Wednesday, April 30, 2014

Window on Eurasia: Deeper Social Trends, Not State Policies, Affecting Fertility Rates in the Russian Federation, Demographer Says



Paul Goble

            Staunton, April 30 – Even the slightest uptick in birthrate figures in the Russian Federation is celebrated by Moscow as evidence of the efficacy of Russian government actions, but in fact a new study shows the impact of government policy on this most personal of choice is much less than many assume.

            Not only do the summary figures Moscow routinely trumpets conceal still-enormous differences among the nations of the country with non-Russian and especially non-Orthodox peoples typically still having higher fertility rates and larger growth rates because of higher ones in earlier generations, but they conceal some deeper trends that may matter even more.

            In a study, a summary of which as posted online yesterday, Yevgeny Andreyev of the Center for Demographic Research of the Russian School of Economics, calls attention to several of these trends on the basis of his study of demographic statistics in the USSR and the Russian Federation for the period of 1965 to 2012 (opec.ru/1702115.html).

            The data show, he says, that “government measures in the area of demographic policy do not always lead to a growth in the fertility rate.” Instead, at least three deeper and broader patterns are at work, patterns that the state can affect at the margins but does not seem able to change in any fundamental way.

            First, Andreyev points out, over the last few years Russia has benefitted from a worldwide trend.  Beginning in 2008, he notes, there was “a worldwide trend” away from “the super-lower fertility” of the previous decade.  “In all countries where the fertility rate was 1.2 to 1.3 children per woman, it growth began.”

            Second, fertility patterns changed in the Russian Federation according to what the demographer calls “conformist fertility.” “In the USSR, unlike countries with a market economy, all women had a similar or almost similar number of children. Now, a polarization has begun” with women in business often having none and those not having three or even more.

            And third, other social problems, including patterns of alcohol consumption, clearly appear to have an impact on fertility rates, although the exact relationship remains a hypothetical one pending further research. Some surveys suggest that “families of men who drink have fewer children,” but one cannot yet say this is true across the entire country.

            Government policy can affect these trends at the margins, but unless that policy is far more radical than has been the case recently, it will not change them dramatically. In support of that view, Andreyev points to the impact of Gorbachev’s extremely unpopular and ill-fated anti-alcohol campaign.

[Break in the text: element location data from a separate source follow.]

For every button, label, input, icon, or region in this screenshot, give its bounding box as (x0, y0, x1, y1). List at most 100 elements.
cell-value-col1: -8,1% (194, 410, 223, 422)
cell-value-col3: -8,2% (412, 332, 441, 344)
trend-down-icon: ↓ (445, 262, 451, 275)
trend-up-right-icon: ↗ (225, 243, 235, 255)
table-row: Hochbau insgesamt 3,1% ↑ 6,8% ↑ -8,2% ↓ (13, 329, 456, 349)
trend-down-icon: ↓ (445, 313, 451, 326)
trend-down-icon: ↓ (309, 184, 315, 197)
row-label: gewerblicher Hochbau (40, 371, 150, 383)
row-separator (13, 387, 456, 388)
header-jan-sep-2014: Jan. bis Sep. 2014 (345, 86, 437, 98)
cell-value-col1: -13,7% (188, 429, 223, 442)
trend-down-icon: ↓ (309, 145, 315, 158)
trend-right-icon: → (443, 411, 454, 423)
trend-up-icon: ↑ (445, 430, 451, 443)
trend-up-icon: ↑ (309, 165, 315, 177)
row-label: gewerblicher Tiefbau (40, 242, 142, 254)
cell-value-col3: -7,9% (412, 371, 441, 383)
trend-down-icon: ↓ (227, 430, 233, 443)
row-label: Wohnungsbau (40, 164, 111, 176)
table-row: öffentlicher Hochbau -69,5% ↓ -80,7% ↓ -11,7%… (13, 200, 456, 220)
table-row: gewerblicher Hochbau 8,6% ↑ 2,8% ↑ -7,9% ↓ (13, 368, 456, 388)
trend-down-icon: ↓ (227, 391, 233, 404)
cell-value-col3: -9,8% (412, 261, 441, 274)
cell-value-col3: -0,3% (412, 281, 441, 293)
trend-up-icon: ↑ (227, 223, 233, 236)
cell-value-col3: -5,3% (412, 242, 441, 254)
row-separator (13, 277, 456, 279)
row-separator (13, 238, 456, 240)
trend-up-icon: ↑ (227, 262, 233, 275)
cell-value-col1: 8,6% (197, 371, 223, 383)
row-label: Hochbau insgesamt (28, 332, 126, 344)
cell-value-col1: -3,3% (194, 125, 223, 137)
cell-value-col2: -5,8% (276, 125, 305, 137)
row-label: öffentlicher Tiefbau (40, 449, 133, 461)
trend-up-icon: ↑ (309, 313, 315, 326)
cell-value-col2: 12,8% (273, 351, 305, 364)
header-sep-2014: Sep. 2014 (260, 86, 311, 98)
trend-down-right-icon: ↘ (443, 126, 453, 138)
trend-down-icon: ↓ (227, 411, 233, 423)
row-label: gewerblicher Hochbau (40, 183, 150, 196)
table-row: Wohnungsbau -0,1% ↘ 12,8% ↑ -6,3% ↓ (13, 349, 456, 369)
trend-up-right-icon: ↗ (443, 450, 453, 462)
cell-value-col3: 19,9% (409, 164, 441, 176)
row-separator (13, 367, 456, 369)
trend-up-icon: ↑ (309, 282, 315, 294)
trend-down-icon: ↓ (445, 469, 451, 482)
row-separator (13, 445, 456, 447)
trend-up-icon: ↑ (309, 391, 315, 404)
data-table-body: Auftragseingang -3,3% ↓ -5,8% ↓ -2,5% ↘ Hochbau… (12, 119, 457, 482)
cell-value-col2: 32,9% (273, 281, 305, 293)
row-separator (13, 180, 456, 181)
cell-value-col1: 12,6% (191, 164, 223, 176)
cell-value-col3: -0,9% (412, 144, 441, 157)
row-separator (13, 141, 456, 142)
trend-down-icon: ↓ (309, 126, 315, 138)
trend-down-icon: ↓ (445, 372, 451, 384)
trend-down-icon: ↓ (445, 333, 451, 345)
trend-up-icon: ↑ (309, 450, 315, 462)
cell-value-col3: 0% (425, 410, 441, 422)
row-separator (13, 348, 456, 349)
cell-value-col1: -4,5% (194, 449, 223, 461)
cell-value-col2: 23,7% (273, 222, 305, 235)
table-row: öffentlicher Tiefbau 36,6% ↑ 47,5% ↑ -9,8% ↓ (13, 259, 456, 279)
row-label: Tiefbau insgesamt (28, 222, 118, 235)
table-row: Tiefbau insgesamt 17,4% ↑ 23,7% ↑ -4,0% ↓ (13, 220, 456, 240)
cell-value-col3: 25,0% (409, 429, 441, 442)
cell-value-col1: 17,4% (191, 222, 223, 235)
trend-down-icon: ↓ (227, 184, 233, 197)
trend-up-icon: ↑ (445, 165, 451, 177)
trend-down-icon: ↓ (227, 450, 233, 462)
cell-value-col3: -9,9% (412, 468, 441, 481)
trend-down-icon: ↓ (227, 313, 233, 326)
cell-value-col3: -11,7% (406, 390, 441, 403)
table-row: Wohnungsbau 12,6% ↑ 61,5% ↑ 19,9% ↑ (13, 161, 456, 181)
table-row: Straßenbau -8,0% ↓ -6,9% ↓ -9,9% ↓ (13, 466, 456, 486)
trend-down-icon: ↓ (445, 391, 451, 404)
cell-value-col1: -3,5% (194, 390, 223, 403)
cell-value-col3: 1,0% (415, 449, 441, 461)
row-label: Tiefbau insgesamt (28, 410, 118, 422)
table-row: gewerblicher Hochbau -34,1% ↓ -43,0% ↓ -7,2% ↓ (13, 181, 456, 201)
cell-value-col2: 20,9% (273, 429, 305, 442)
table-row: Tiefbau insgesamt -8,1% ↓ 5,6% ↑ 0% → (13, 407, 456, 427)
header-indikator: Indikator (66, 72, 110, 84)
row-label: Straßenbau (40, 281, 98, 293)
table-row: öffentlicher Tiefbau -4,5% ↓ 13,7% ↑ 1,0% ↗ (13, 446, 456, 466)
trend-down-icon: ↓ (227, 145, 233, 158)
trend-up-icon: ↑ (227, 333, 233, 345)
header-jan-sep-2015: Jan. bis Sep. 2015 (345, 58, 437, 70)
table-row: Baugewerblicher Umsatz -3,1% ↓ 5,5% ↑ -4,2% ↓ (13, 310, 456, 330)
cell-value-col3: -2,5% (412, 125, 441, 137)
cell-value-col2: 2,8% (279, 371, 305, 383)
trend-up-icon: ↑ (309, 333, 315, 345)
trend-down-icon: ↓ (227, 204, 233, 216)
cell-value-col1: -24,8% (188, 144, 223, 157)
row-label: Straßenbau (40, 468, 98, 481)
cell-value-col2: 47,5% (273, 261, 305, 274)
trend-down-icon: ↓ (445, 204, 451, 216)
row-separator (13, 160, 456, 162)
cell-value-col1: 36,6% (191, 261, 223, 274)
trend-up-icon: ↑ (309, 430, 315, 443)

            Thanks to that effort, the Soviet Union reached a fertility rate of 2.2 children per woman per lifetime, the first time it had reached replacement levels since 1963, an outcome that even pro-natalist Soviet government policies had not achieved. Another benefit of that campaign was that live expectancies reached their highest level ever – one that Russian men have not approached since.

                Andreyev says that the data do not support the frequently-advanced claims that Vladimir Putin’s maternal capital program has been responsible for the growth in fertility rates.  In fact, fertility had begun to grow “long before the December 2006 adoption of that law” and the boost in the numbers in the months following in fact reflected pre-legislative behavior.